What is Bitcoin Core?
Bitcoin Core connects to the Bitcoin peer-to-peer network to download and fully validate blocks and transactions. It also includes a wallet and graphical user interface, which can be optionally built.
Further information about Bitcoin Core is available in the doc folder.
License
Bitcoin Core is released under the terms of the MIT license. See COPYING for more information or see https://opensource.org/licenses/MIT.
Development Process
The master
branch is regularly built (see doc/build-*.md
for instructions) and tested, but it is not guaranteed to be
completely stable. Tags are created
regularly from release branches to indicate new official, stable release versions of Bitcoin Core.
The https://github.com/bitcoin-core/gui repository is used exclusively for the development of the GUI. Its master branch is identical in all monotree repositories. Release branches and tags do not exist, so please do not fork that repository unless it is for development reasons.
The contribution workflow is described in CONTRIBUTING.md and useful hints for developers can be found in doc/developer-notes.md.
Testing
Testing and code review is the bottleneck for development; we get more pull requests than we can review and test on short notice. Please be patient and help out by testing other people's pull requests, and remember this is a security-critical project where any mistake might cost people lots of money.
Automated Testing
Developers are strongly encouraged to write unit tests for new code, and to
submit new unit tests for old code.
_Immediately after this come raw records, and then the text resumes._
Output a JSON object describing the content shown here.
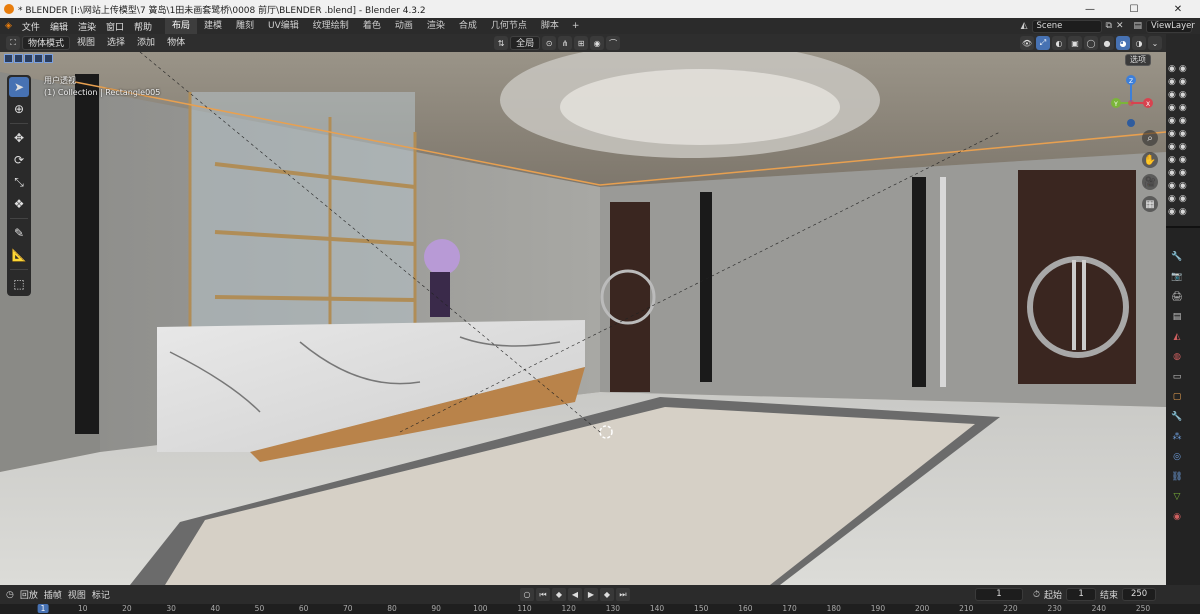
{
  "window": {
    "title": "* BLENDER  [I:\\网站上传模型\\7 簧岛\\1田未画套鹭桥\\0008 前厅\\BLENDER .blend] - Blender 4.3.2",
    "minimize": "—",
    "maximize": "☐",
    "close": "✕"
  },
  "menu": {
    "items": [
      "文件",
      "编辑",
      "渲染",
      "窗口",
      "帮助"
    ],
    "workspaces": [
      "布局",
      "建模",
      "雕刻",
      "UV编辑",
      "纹理绘制",
      "着色",
      "动画",
      "渲染",
      "合成",
      "几何节点",
      "脚本"
    ],
    "active_workspace": "布局",
    "add_workspace": "+",
    "scene": "Scene",
    "view_layer": "ViewLayer"
  },
  "viewport_header": {
    "mode": "物体模式",
    "menus": [
      "视图",
      "选择",
      "添加",
      "物体"
    ],
    "transform_orientation": "全局",
    "options": "选项"
  },
  "viewport": {
    "view_name": "用户透视",
    "collection_info": "(1) Collection | Rectangle005",
    "gizmo_axes": {
      "z": "Z",
      "x": "X",
      "y": "Y"
    }
  },
  "toolbar": {
    "tools": [
      "select-box",
      "cursor",
      "move",
      "rotate",
      "scale",
      "transform",
      "annotate",
      "measure",
      "add-cube"
    ],
    "active_tool": "select-box"
  },
  "timeline": {
    "menus": [
      "回放",
      "插帧",
      "视图",
      "标记"
    ],
    "current_frame": "1",
    "start_label": "起始",
    "start": "1",
    "end_label": "结束",
    "end": "250",
    "ruler": [
      "1",
      "10",
      "20",
      "30",
      "40",
      "50",
      "60",
      "70",
      "80",
      "90",
      "100",
      "110",
      "120",
      "130",
      "140",
      "150",
      "160",
      "170",
      "180",
      "190",
      "200",
      "210",
      "220",
      "230",
      "240",
      "250"
    ]
  },
  "colors": {
    "accent": "#4772b3",
    "x_axis": "#d8434f",
    "y_axis": "#7bb53a",
    "z_axis": "#3d7fd9",
    "blender_orange": "#e87d0d"
  }
}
Unit tests can be compiled and run
(assuming they weren't disabled in configure) with: make check
. Further details on running
and extending unit tests can be found in /src/test/README.md.
There are also regression and integration tests, written
in Python.
These tests can be run (if the test dependencies are installed) with: test/functional/test_runner.py
The CI (Continuous Integration) systems make sure that every pull request is built for Windows, Linux, and macOS, and that unit/sanity tests are run automatically.
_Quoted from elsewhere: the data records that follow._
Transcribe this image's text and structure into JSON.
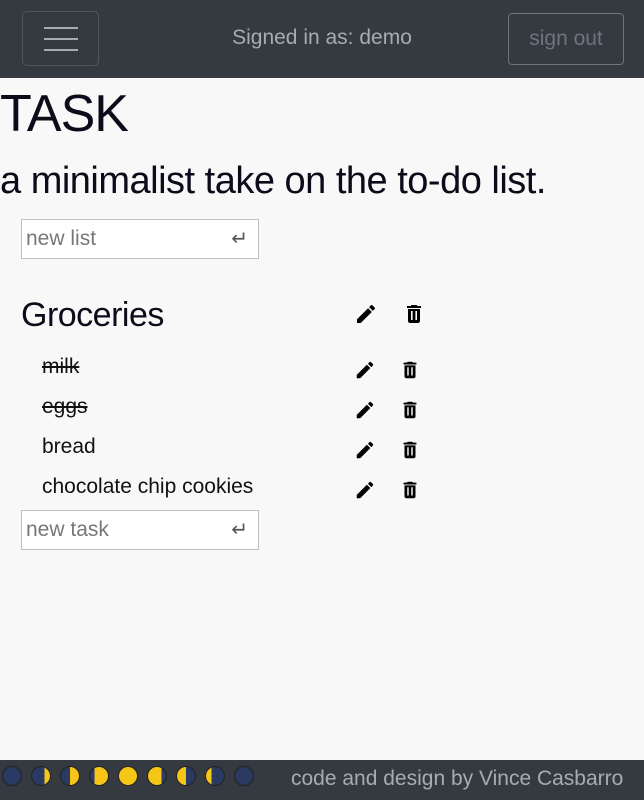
{
  "navbar": {
    "signed_in_text": "Signed in as: demo",
    "signout_label": "sign out"
  },
  "header": {
    "title": "TASK",
    "subtitle": "a minimalist take on the to-do list."
  },
  "new_list": {
    "placeholder": "new list"
  },
  "list": {
    "name": "Groceries",
    "tasks": [
      {
        "text": "milk",
        "done": true
      },
      {
        "text": "eggs",
        "done": true
      },
      {
        "text": "bread",
        "done": false
      },
      {
        "text": "chocolate chip cookies",
        "done": false
      }
    ],
    "new_task_placeholder": "new task"
  },
  "footer": {
    "credit": "code and design by Vince Casbarro",
    "moon_phases": [
      "new",
      "waxing-crescent",
      "first-quarter",
      "waxing-gibbous",
      "full",
      "waning-gibbous",
      "last-quarter",
      "waning-crescent",
      "new"
    ]
  },
  "colors": {
    "navbar_bg": "#343a40",
    "page_bg": "#f8f8f8",
    "moon_dark": "#2b3a63",
    "moon_light": "#f5c518"
  }
}
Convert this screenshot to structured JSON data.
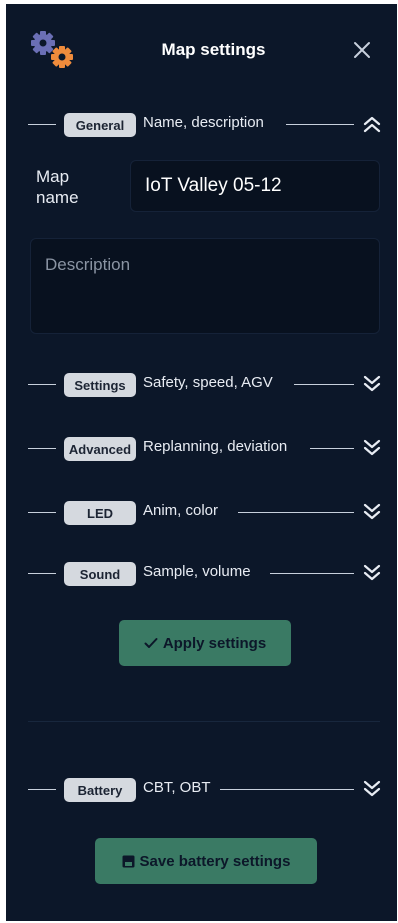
{
  "header": {
    "title": "Map settings"
  },
  "sections": [
    {
      "key": "general",
      "badge": "General",
      "description": "Name, description",
      "expanded": true
    },
    {
      "key": "settings",
      "badge": "Settings",
      "description": "Safety, speed, AGV",
      "expanded": false
    },
    {
      "key": "advanced",
      "badge": "Advanced",
      "description": "Replanning, deviation",
      "expanded": false
    },
    {
      "key": "led",
      "badge": "LED",
      "description": "Anim, color",
      "expanded": false
    },
    {
      "key": "sound",
      "badge": "Sound",
      "description": "Sample, volume",
      "expanded": false
    },
    {
      "key": "battery",
      "badge": "Battery",
      "description": "CBT, OBT",
      "expanded": false
    }
  ],
  "general": {
    "map_name_label": "Map\nname",
    "map_name_value": "IoT Valley 05-12",
    "description_placeholder": "Description"
  },
  "actions": {
    "apply_label": "Apply settings",
    "save_battery_label": "Save battery settings"
  },
  "colors": {
    "panel_bg": "#0c1729",
    "button_bg": "#3a7a64",
    "badge_bg": "#d5d9df",
    "gear_purple": "#6b6fb5",
    "gear_orange": "#f08c3c"
  }
}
Manual Quality Assurance (QA) Testing
Changes should be tested by somebody other than the developer who wrote the code. This is especially important for large or high-risk changes. It is useful to add a test plan to the pull request description if testing the changes is not straightforward.
Translations
Changes to translations as well as new translations can be submitted to Bitcoin Core's Transifex page.
Translations are periodically pulled from Transifex and merged into the git repository. See the translation process for details on how this works.
Important: We do not accept translation changes as GitHub pull requests because the next pull from Transifex would automatically overwrite them again.